Pretty much everybody I know can't wait for this Final Four, in a different way than when they couldn't wait for last year's Final Four, because George Mason was such a complete unknown and you could expect anything to happen. There's really a different buzz when all four teams in are the absolute cream of the crop, and proved it in getting here. After all, check the two No. 2 seeds, Georgetown and UCLA - can you ask them to have beaten two better teams from two more storied programs (North Carolina, Kansas) more convincingly? The one everyone's drooling over is Georgetown-Ohio State, the first game, but it seems sacrilegious to shortchange the nightcap, Florida-UCLA, even though we've seen Florida already and we don't really want to see UCLA and the way they play.
* Prediction: sticking to the last vestiges of respectability in my bracket. Georgetown over Ohio State, 77-71, and Florida over UCLA, 60-55.

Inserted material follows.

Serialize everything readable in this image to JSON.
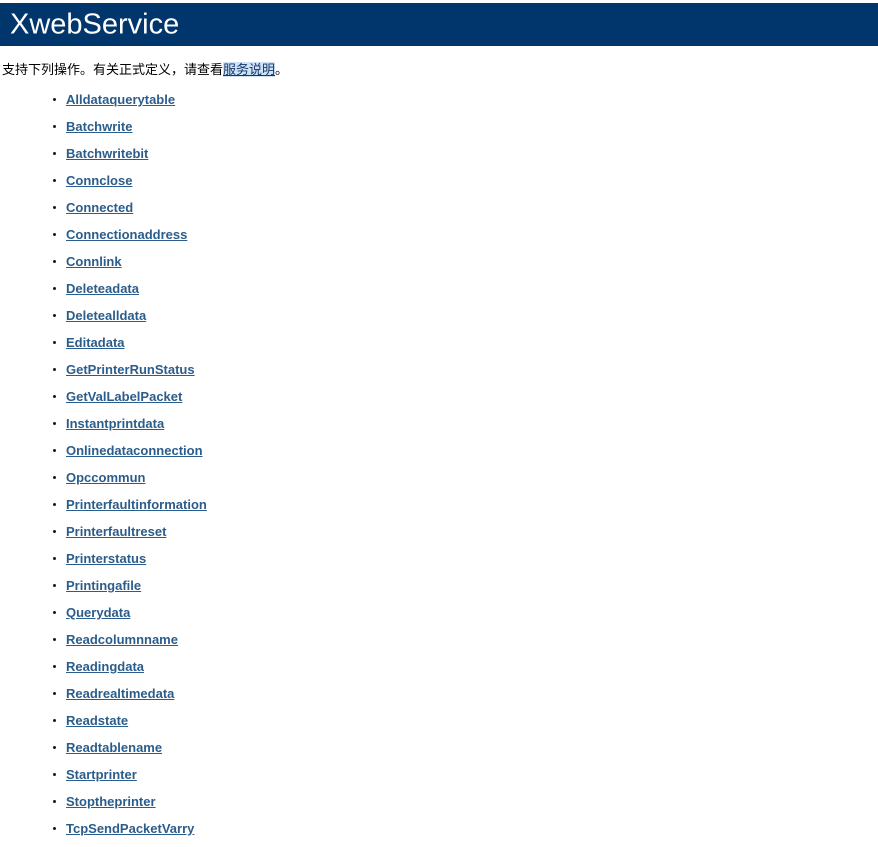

* Speaking of the joy of just being here, of the type George Mason reveled in (hard to forget Lamar Butler asking if he could keep the nametag off the interview table), this year's award goes to the Hoyas, who really seem to be enjoying this more than the others. At least collectively. Individuals at UCLA and Ohio State look like they're having fun - Mike Conley, for instance, spent a half-hour answering the same four or five questions over and over and never even rolled an eye. With Georgetown, JTIII took another step away from the image his father created by actually cracking wise at the podium: he was informed that there was time for two more questions, and the next one was about whether his team was worried about playing in a dome since the last time it did, at Syracuse at the end of the season, it lost. JTIII's answer: "No. (pause) We can add another question, since that answer was so short.'' At the other end of it, Greg Oden answered the same handful of questions a million times and hung in there pretty well, but he looked and sounded as if he's answered the same questions a million times.
* As for Florida, they pounded the "everybody hates us'' theme to within an inch of its life. Joakim Noah, naturally, threw his personality into it - at one point he talked about last year's team being hungry, and this year's team being hungry but seeing "filet mignon and salami and all your favorite foods being thrown around everywhere.'' Seriously, what can beat filet mignon and salami? In fact, it's what Atlanta's known for. Oddly, Noah might be the only reason everyone isn't actually hating this team by Monday night.
* It's a big sporting event in a warm-weather southern city, so of course it was cold and rainy when the plane landed.
* Try this out in your city: how many places are named after people who are still alive? Between the airport and downtown, you can find three here: Turner Field, Andrew Young International Blvd. and the Carter Center.
* Biggest media crowds around players: Oden, Noah and Roy Hibbert. You know, that's three big men at one Final Four. That's kind of like a theme. I hope nobody else noticed before we write about it.
* Honest and true, up close Oden does look his age - because everybody knew a guy who looked grown way before everybody else, deep voice, facial hair, the whole thing. He just looks like a 19 year old who's looked 19 since he was about 12.
* Of all the sons of famous fathers - alert! tomorrow's column! - no one looks more like the old man than Patrick Ewing Jr. He also inherited the verbal tics, in this case the phrase "most definitely.'' By the way, it was one more step toward the bran flakes for me when it sunk in that I covered Ewing and Doc Rivers and remember when Patrick and Jeremiah were kids. Not to mention vividly recalling Tito Horford in the Capital Classic, kicking Danny Ferry's All-American behind up and down the court. Ferry is now the G.M. in Cleveland and has been very accessible and quotable over the years, and he probably didn't need to be reminded of that.
* Very brief airport and hotel sightings: Calvin Hill, TNT's Craig Sager, Bill Raftery, who was in ... amantoman!
* Did I say it was cold and rainy outside? To paraphrase Dr. Evil, it's frickin' freezing inside the Dome, as it is inside most domes. Time to head back to the (hopefully) warmer hotel and get ready to freeze again tomorrow.